Разговор — хотя не поучительный, но, по крайней мере, интересный для посвященных и совершенно непонятный для остальных — не прерывается ни на минуту. Их величества, если только король пожелает оторваться от своей мастерской, выразили намерение посетить Трианон после обеда — и те, кто имеет право сопровождать двор, резко отличаются от прочих: кавалеры, по богатому, красному с золотом костюму, надеваемому специально для Tpиaнонa, точно также как голубой для Шуази и зеленый для Компьена; а дамы, по особому довольству собой и сознанию своего превосходства, ясно выражающемуся в избытке изысканной вежливости, доходящей почти до грубости.

— Разве вы не едете с нами? — спросил де Фавра, молодой вельможа, которого за его преданность престолу называли «более роялистским, чем сам король». — Вы не успеете переодеться, граф; ее величество приказала приготовить сани к двум часам и хочет ехать тотчас после обеда.

— Ведь я человек пришлый, — отвечал Монтарба, с улыбкой глядя на свой богатый, но не яркий наряд. — Придворные милости, подобно солнечному свету, не могут проникнуть в человека, удаляющегося в тень… Я подойду, отвешу свой поклон, посмотрю, сколько новых ярусов прибавилось в прическе королевы — и пока вы, маркиз, будете стоять на морозе без шляпы, я буду уже в Париже.

— В Париже! — воскликнул тот. — Понимаю; значит опять новая приманка. Вы никогда не исправитесь, граф, и не бросите этих пустяков для великих целей жизни!

— Ба! Какие же это великие цели, маркиз? Все та же игра, только разница в ставках… Человек, имеющий в кармане миллион франков, не станет заботиться о выигрыше в сорок или пятьдесят экю. Научите меня, как сорвать весь банк — и я буду слушать обоими ушами! А пока, я лучше вернусь в Париж, где, по крайней мере, сумею найти себе развлечение.

— В этом я не сомневаюсь, — ответил его приятель, но тут отворились двери в спальню королевы, и все устремились туда.

Под выходом в сущности подразумевалось, что ее величество встает с постели на глазах своих восхищенных подданных; но на самом деле туалет королевы бывал уже обыкновенно окончен, раньше чем допускались придворные, и только ради сохранения формы — к ее прическе добавлялось несколько лишних штрихов, в то время как высшее дворянство страны проходило перед нею с утренним поклоном. Она отвечала всем ласково и весело, можно даже сказать игриво, что нередко истолковывалось ее врагами в самом худшем для нее смысле, хотя врожденное достоинство и грация Марии-Антуанетты внушали всем невольное уважение — и нужно было быть действительно смелым и самоуверенным, даже для француза, чтобы делать далеко идущие выводы из милостивых взглядов и ласкающих улыбок королевы.

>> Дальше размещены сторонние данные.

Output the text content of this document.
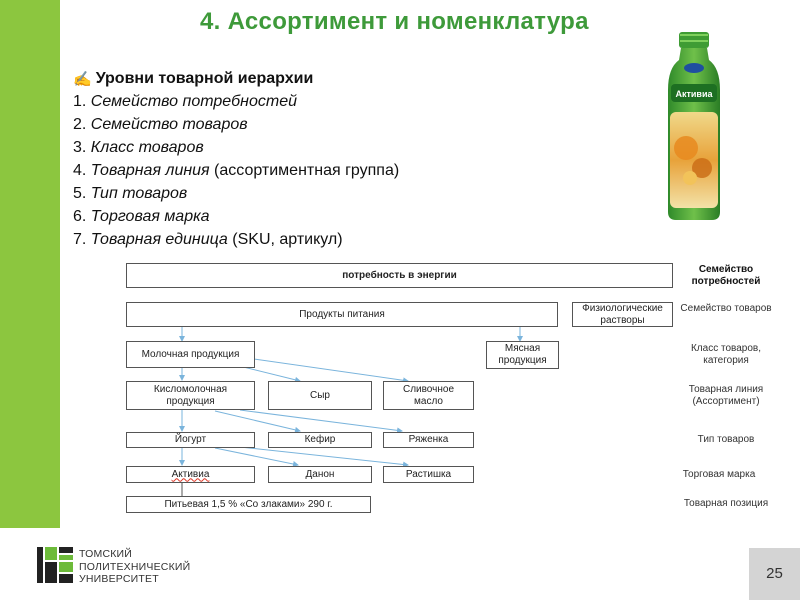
4. Ассортимент и номенклатура
✍ Уровни товарной иерархии
1. Семейство потребностей
2. Семейство товаров
3. Класс товаров
4. Товарная линия (ассортиментная группа)
5. Тип товаров
6. Торговая марка
7. Товарная единица (SKU, артикул)
Активиа
потребность в энергии
Продукты питания
Физиологические растворы
Молочная продукция	Мясная продукция
Кисломолочная продукция
Сыр
Сливочное масло
Йогурт	Кефир	Ряженка
Активиа	Данон	Растишка
Питьевая 1,5 % «Со злаками» 290 г.
Семейство потребностей
Семейство товаров
Класс товаров, категория
Товарная линия (Ассортимент)
Тип товаров
Торговая марка
Товарная позиция
ТОМСКИЙ
ПОЛИТЕХНИЧЕСКИЙ
УНИВЕРСИТЕТ	25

Величественная и прекрасная, она все еще сохранила ту простоту и чарующую прелесть обращения, которая так обворожила французский народ, приветствовавший на германской границе молодую невесту дофина; но в глубоких серых глазах лежало теперь грустное и как бы испуганное выражение: беспокойство и тревога оставили свой след на этом чистом, бело-мраморном челе и провели серебряные нити в роскошных каштановых волосах, нагроможденных по обычаю того времени ярус на ярусе и переплетенных пунцовым бархатом, газом, кружевом и драгоценными нитями жемчуга, стоящими сотни тысяч франков.